A 40-year-old female with recurrent herpes zoster and pulmonary Koch's with baseline CD4 count 317 cells/mm3, was put on d4T + 3TC + NVP; presented after 1 year of regular ART with the complaints of nausea, vomiting, and breathlessness for 3-4 weeks. On examination, there was a loss of fat from the extremities and increase in abdominal fat. Her plasma lactate was 5.4 mmol/L, triglyceride - 405 mg/dl, very low-density lipoprotein - 81 mg/dl, and liver function test were normal. This was thus suggestive of d4T-induced LD syndrome.

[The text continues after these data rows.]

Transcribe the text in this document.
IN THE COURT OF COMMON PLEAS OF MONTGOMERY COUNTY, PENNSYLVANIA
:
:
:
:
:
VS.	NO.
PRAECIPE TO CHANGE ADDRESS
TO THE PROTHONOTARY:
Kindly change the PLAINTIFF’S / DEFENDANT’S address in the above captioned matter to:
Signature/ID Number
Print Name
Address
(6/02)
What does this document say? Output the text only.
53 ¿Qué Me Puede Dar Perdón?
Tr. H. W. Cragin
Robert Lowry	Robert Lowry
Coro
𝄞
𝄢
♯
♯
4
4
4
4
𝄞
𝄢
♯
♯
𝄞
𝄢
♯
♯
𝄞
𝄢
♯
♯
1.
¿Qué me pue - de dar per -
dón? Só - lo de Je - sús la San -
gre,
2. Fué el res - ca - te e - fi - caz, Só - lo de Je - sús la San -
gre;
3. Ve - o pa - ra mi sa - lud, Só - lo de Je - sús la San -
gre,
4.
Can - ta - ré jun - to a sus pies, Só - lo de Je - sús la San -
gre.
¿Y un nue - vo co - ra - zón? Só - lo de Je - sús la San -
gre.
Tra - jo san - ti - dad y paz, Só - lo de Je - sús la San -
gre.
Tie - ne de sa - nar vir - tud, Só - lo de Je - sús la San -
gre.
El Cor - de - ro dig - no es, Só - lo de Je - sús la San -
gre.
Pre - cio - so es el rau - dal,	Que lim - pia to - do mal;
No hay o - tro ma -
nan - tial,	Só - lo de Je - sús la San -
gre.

As symptoms of LA are subtle; high index of suspicion is required for early diagnosis before progression to outcome.

DISCUSSION

In a study by Hforett-Smith, d4T-induced PN and LD were found in 24% and 16% cases respectively[5] while Saint-Marc et al. reported LD in 63% cases on d4T, and in 18.75% patients taking AZT after a median time of 14 months; the relative risk of developing fat wasting was 1.95 in the d4T group compared to AZT group (95% confidence interval).[6] In the present study d4T-induced PN and LD were found in 40% and 23% cases and AZT induced PN and LD in 2.4% and 4.8% cases respectively. LD syndrome may be attributed to mitochondrial toxicity of NRTIs after 12-18 months of therapy.[7] Main clinical features are peripheral fat loss (buccal pad and extremities) and central fat accumulation within the abdomen (crix belly or protease paunch), breasts (gynaecomastia) and over the dorsocervical spine (buffalo hump) and other peripheral lipomatosis [Figures 2-5]. The metabolic features of the syndrome include hypertriglyceridemia, hypercholesterolemia, insulin resistance, type two diabetes mellitus/impaired glucose tolerance and LA.[1112] PN is the primary dose-limiting toxicity of Stavudine with symptoms similar to neuropathy associated with didanosine (ddI) and zalcitabine. The incidence of PN is dose related. Symptomatic patients develop tingling, burning and pain in the lower extremities, especially at night. It usually resolves within 1-9 weeks of discontinuation of stavudine therapy.[8] Ananworanich et al. have reported reversal of mitochondrial toxicities after switching from d4T/ddI to tenofovir/3TC regimen.[9] Van Griensven et al. found tenofovir/abacavir significantly superior to AZT for recovery from lipoatrophy due to d4T.[10] Saint-Marc et al. found that 5 out of 12 patients had a major or mild improvement in their LD after stavudine was discontinued.[6]

Figure 2

Buffalo hump due to stavudine

Figure 5

Zidovudine induced peripheral lipoatrophy

Loss of buccal pad of fat due to stavudine

Central fat accumulation and peripheral lipoatrophy due to stavudine

CONCLUSION

Mitochondrial complications are a challenging issue because of potential of morbidity, mortality and distressing morphologic disfigurement. The most common cause culprit was stavudine, which is still used as part of free ART program in resource restricted setup. The latest WHO guidelines recommend replacing stavudine with tenofovir or AZT in first-line ART in resource-limited settings. There are many issues remaining to be clarified about the effects of NRTIs on mitochondria and the potential for clinical manifestations of these effects. Some of these issues involve the differing adverse effects among NRTIs, which may be associated with mitochondrial toxicities, different NRTIs have been reported to have varying magnitude of inhibitory effect on gamma polymerase in vitro, there may be differences among NRTIs regarding the ability of gamma polymerase to proofread and excise the NRTI once it has been incorporated into the DNA chain and finally, it is not understood why only some patients appear to have mitochondrial toxicity or clinical manifestations of such toxicities. Regular monitoring and early diagnosis of mitochondrial toxicities with timely switch to safer alternatives (nucleotide reverse transcriptase inhibitor/tenofovir based) is of utmost importance.